I was childless until my mid 30s.

Safe to say, I had no idea what it was like to parent, before then.

Pleasejustgo · 01/04/2014 19:55

The issue though many face is implementing those rights to do so one has to prove you were treated differently due to pregnancy and maternity (would you have been treated in x way had you not been pregnant - an extra right in p an m is that there is no need for a comparator) which isn't so easy to do as the pregnancy and maternity act has a direct cross over with the employment act this makes litigation in such cases very risky even in clear cut cases of obvious discrimination.

Hence why many women either don't bother going to tribunal or settling for a lesser sum, the end result being job loss and a tarnished reputation.

almondcake · 01/04/2014 19:57

Garlic, I have to go, but I think that the argument around whether designating a group as disadvantaged others them to create exclusion more than it guarantees their rights has been argued about for every group the law deals with.

I think it depends on the context, but our discussion seems to be partly about intersectionality and whether mothers can and should be seen as a disadvantaged group in their own right or whether they are just women experiencing sexism to the same degree as all other women.

I believe motherhood is an additional layer of disadvantage, which I experienced when I was pregnant and when I had young children and now no longer do. I think you believe that it is not that different from feminism and women's issues in general. That's a level of disagreement I feel comfortable with; our previous polarised opinions I found worrying.

Pleasejustgo · 01/04/2014 19:57

Maternity in this case re employment rights extends to 52 weeks after that you're in your own.

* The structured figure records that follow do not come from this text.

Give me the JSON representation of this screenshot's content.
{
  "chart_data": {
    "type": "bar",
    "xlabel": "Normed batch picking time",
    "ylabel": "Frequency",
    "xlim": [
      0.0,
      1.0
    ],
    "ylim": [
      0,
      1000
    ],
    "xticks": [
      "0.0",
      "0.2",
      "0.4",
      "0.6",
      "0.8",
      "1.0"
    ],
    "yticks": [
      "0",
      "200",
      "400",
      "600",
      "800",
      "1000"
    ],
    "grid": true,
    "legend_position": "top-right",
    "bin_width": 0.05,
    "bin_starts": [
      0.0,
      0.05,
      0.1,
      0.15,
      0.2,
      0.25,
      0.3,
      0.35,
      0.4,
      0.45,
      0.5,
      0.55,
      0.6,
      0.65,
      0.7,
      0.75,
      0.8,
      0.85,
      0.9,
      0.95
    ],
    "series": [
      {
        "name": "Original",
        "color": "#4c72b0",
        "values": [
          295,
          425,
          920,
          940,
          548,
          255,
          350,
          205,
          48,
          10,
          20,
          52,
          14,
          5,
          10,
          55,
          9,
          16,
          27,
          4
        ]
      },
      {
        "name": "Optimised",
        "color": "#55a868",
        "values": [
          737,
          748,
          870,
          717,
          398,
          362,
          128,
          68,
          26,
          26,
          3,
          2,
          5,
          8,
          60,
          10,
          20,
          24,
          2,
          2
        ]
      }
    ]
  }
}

Pleasejustgo · 01/04/2014 19:58

And after 26 weeks your rights are slightly less.

candycoatedwaterdrops · 01/04/2014 19:59

"Being childless is a breeze if you've actively chosen it."

I have read this statement again and remain shocked that anyone could lack such insight into other people's lifestyles, unless of course they are a parent. Talk about limited capacity for empathy! Some 'childless' have chosen in because they are seriously ill or carers for family members, so it may be an active choice but one driven by life circumstances.

heisenberg999 · 01/04/2014 20:00

Soon though if you want you can give all maternity to the man so there will be no reason for a woman to be disadvantaged by having a child.

Pleasejustgo · 01/04/2014 20:01

Hello candy

Pleasejustgo · 01/04/2014 20:02

Great but if I'm in 5k and he is on £60k then what?